Almost four months after his ordeal, Harley is ready for a new home.
Harley has gained almost 15 pounds since January, and despite a limp and lingering dry eye, is as healthy and happy as ever, Smith said. Staff members let him sit up front behind the desk to greet potential families as they walk in. He has been available for adoption since February, and his adoption fees have been sponsored by an anonymous donor.
"He's just so people-centric that with all he's gone through we wanted to make sure he gets as much time with people as he can," Smith said.
KHS sees cases of animal neglect or abuse like Harley's between three and six times a year, according to Smith. "Neglect" refers to animals that aren't given basic care, as opposed to animals that are actively beaten or abused in other ways by their owners.
"Those do pop up; we're really lucky in Kitsap County to not have that happen that frequently, but when it does I think it makes it all the more shocking and disappointing," Smith said.
The shelter also receives a high volume of stray animals in poor shape. While they do their best to care for every animal, the nature of being stray makes it difficult to hold owners accountable, Smith said.
There have been 10 reported cases of animal abuse or neglect in unincorporated Kitsap since 2010, according to sheriff's office spokesman Scott Wilson.
Harley was found when a neighbor who shared a well with the tenant of the trailer called the sheriff's office to ask for a deputy to check on the trailer, according to Wilson. The deputy who responded to the initial call was contacted en route to the trailer, Wilson said, by a woman claiming to be the niece of the owner of the trailer. She reportedly told the deputy that Harley's owner, Jon Wood, had moved to the Tacoma area but returned "once in awhile" to feed the dog.

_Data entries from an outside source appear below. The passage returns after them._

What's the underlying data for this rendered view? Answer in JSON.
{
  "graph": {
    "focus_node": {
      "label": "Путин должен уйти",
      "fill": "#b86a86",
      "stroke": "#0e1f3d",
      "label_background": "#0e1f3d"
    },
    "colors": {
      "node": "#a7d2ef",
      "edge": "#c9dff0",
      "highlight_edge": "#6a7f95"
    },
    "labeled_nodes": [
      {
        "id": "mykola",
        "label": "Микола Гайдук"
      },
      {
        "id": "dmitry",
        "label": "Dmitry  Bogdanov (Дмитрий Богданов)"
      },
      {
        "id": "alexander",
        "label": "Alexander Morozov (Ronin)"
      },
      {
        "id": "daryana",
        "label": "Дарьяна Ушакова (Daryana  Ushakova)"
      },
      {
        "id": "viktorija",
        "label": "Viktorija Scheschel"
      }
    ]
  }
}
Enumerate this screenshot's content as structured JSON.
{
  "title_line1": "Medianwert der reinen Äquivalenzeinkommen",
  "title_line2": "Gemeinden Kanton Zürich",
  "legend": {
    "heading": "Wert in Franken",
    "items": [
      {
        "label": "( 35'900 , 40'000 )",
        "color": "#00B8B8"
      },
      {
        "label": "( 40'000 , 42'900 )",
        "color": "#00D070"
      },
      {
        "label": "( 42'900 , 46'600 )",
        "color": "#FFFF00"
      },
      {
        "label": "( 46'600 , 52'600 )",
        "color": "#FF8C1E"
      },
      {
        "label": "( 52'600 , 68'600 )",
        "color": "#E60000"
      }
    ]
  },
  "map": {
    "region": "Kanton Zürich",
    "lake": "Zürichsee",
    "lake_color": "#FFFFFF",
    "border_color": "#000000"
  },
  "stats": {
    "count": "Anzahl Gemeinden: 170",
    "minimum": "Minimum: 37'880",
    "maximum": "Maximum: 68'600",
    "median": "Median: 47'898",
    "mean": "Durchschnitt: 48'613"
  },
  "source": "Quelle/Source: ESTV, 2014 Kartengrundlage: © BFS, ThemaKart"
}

When contacted by the sheriff's office, Wood said he had last fed Harley the day before. He later admitted that he hadn't been to the trailer "in awhile," according to sheriff's office documents.
The sheriff's office filed a report with the county prosecutor's office but didn't arrest Wood. In March, Wood was charged in Kitsap Superior Court with 1st-degree animal cruelty. He's set to go to court this month.
Smith said a lot of factors play into cases like Harley's, including economic status and mental health of pet owners. While it may not have been intentional neglect, that doesn't make it right.
"He obviously was well-socialized with people at some point, so whether someone fell on hard times or he got passed on to someone who didn't care as much, we can't really say," Smith said.
She hopes that knowing Harley's backstory will encourage someone to adopt him.
"He really has gone through so much; he does have this amazing story that I think will help someone fall in love with him," Smith said.